From Financial Times, via CNBC (5/21/2012):
There has been no official announcement. No terms or conditions have been disclosed. But Greece’s banking system is being propped up by an estimated €100 billion or so of emergency liquidity provided by the country’s central bank — approved secretly by the European Central Bank in Frankfurt. If Greece were to leave the eurozone, the immediate cause might be an ECB decision to pull the plug.
Extensive use of “emergency liquidity assistance” (ELA) to help banks in the weakest economies has been one of the less-noticed features of the eurozone crisis. Separate from normal supplies of liquidity and meant originally as a temporary facility for national authorities to use when banks hit problems, ELA proved a lifesaver for the financial system Ireland and is now even more so in Greece. As such, it has given the ECB — which has ultimate control over the facility — considerable power to determine countries’ fates.

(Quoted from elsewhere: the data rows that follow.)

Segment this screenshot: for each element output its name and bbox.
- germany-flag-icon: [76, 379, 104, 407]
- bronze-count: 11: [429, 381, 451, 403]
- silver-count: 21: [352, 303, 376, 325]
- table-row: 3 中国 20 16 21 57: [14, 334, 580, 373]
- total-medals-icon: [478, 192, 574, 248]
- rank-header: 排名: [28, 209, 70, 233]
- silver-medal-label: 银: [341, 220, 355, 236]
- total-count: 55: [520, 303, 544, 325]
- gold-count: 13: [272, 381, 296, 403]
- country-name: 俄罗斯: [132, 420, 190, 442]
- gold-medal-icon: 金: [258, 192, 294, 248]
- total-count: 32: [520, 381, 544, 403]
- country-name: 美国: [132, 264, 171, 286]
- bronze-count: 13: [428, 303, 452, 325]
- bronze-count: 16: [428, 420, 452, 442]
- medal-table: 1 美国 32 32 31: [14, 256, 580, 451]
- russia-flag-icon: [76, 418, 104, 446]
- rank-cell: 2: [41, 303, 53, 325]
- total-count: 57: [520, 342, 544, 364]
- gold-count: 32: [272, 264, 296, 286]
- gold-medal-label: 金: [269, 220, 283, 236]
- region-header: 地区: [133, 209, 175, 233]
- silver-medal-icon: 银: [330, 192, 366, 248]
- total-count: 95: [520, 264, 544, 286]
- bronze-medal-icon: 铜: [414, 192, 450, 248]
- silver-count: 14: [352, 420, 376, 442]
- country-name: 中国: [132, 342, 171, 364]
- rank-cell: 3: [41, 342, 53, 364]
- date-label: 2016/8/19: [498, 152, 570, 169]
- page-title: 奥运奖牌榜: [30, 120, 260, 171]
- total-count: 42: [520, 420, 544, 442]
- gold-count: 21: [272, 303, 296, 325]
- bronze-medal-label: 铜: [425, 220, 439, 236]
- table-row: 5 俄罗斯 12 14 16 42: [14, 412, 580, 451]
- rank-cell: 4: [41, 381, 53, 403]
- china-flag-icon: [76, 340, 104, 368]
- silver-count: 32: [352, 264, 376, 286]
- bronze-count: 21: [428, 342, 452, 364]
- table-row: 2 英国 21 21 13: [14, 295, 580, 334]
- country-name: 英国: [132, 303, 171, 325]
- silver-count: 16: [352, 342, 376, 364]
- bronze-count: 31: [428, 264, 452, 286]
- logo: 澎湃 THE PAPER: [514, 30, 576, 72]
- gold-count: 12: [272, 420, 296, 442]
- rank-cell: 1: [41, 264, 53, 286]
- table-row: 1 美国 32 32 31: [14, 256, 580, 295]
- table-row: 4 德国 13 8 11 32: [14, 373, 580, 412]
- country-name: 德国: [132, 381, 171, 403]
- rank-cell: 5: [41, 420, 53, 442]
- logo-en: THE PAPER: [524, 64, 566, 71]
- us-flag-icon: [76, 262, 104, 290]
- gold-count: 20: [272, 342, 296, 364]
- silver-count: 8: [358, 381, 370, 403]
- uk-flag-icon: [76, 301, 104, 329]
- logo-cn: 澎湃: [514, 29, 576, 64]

Whether that power would ever be exercised is unclear. ELA is a subject on which the ECB is deeply reluctant to provide information — even on where or when it is provided.
“You don’t say when you are in an emergency situation, because then you make the situation worse. So I really don’t see the usefulness of being more transparent,” Luc Coene, Belgium’s central bank governor, explained in a Financial Times interview this month.
The ECB’s guard slipped a little late last month. Its weekly financial statement published on April 24, showed an unexpected €121 billion increase in the innocently titled heading “other claims on euro area credit institutions,” the result of putting all ELA under the same item. By definition, €121 billion was the minimum amount of ELA being provided by the “eurosystem” — the network of eurozone central banks.
By scouring ECB and national central bank statements analysts, have since pieced together more details. Analysts at Barclays, for instance, reckon Greece is now using €96 billion in ELA, with Ireland accounting for another €41 billion and Cyprus €4 billion. If correct, total ELA in use has exceeded €140 billion — more than 10 per cent of the amount lent to eurozone banks in standard monetary policy operations.
Because of the risks of extra liquidity creating inflation, ELA in excess of €500 million requires approval by the ECB’s 23-strong governing council: its use can be stopped if two-thirds of the council oppose an application.
(Full article at the link)
On this reassuring news, the stock futures for the major European bourses are up right now. Stock markets in Asia are all up, with Korea's KOSPI up more than 1.7%.
In an separate, related article at CNBC, Mr. Alexis Tsipras is quoted:
In Greece itself, the head of the county’s radical left party traveled to Paris on Monday to try to consolidate support from political allies for rejecting the terms of the country's bailout package, ahead of general elections that could decide the destiny of Greece in the euro zone.
"I don't know if we have scared Europe, but judging by your presence here today, we have surprised it," Alexis Tsipras, the 37-year-old leader of Syriza, told journalists at the French National Assembly.